極甘ウエディング~ようこそ俺の花嫁さん~


熱海旅行のあと、慶太さんは関西の式場へと出張に出掛けていた。

そのために一週間丸々会っていなかったわけだけれど、慶太さんはその間毎日電話をかけてきてくれていた。

電話で話す慶太さんの声は、隣で聴くよりも落ち着いていて美声で、毎回なんだかドキドキさせられた。

『毎日は大変だから大丈夫ですよ』と、忙しい中わざわざ電話をかけてきてくれることを遠慮もしたけれど、そんなことを言いつつ一週間の後半には電話をもらえることを心待ちにしている自分がいた。

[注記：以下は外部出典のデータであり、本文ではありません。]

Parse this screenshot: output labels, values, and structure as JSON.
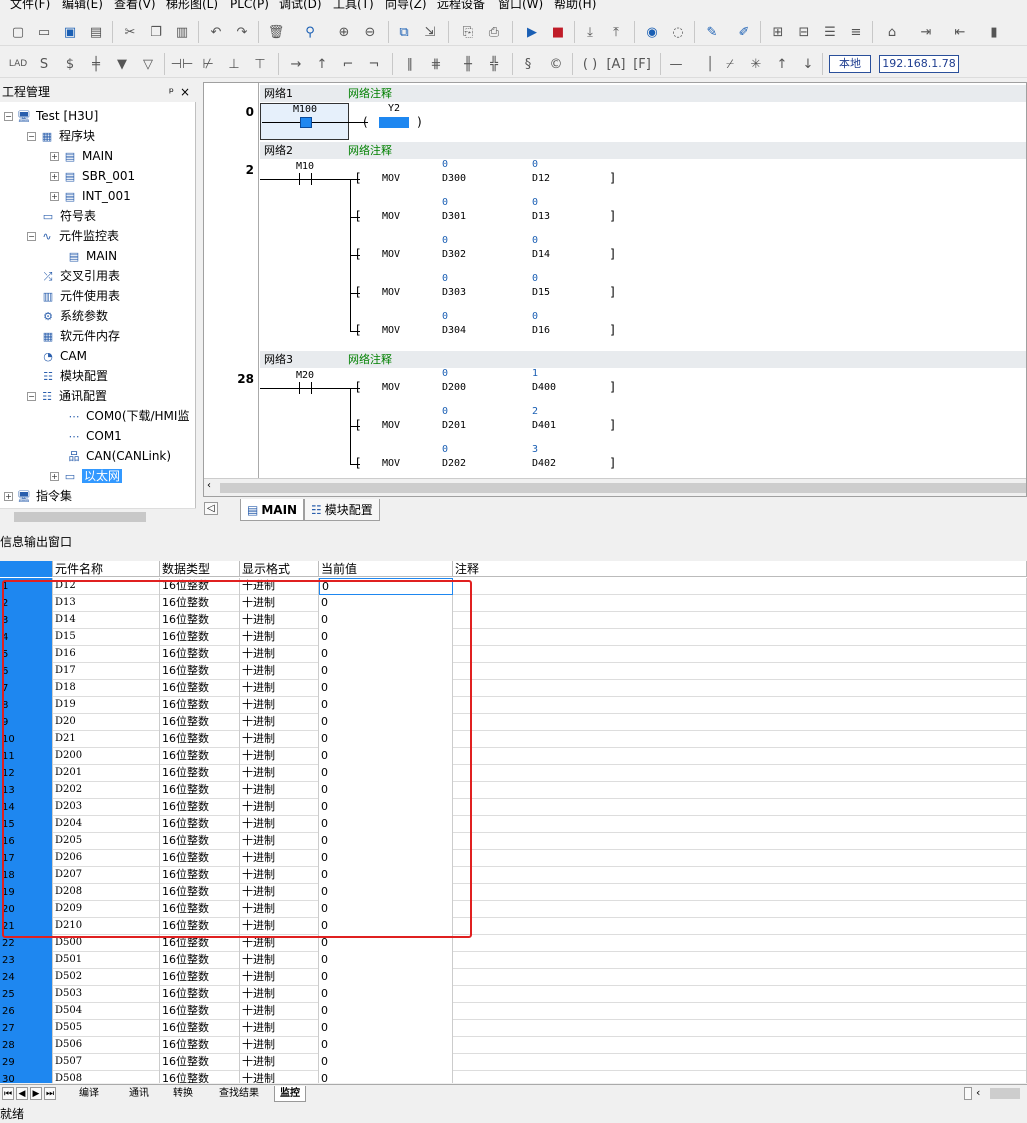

「本日はご足労いただきまして、ありがとうございます」


私たちの目の前までやってきた慶太さんは、澄子叔母さんに丁寧な挨拶をする。

澄子叔母さんは「いえ、こちらこそありがとうございます」と慌てた様子で頭を下げていた。

慶太さんに促されて中へと入ると、着物を着た仲居の女性が部屋へと案内をしてくれる。

個室と思われる部屋の前まで行くと、澄子叔母さんは先に御手洗いに行ってくると仲居さんと共にその場を離れていった。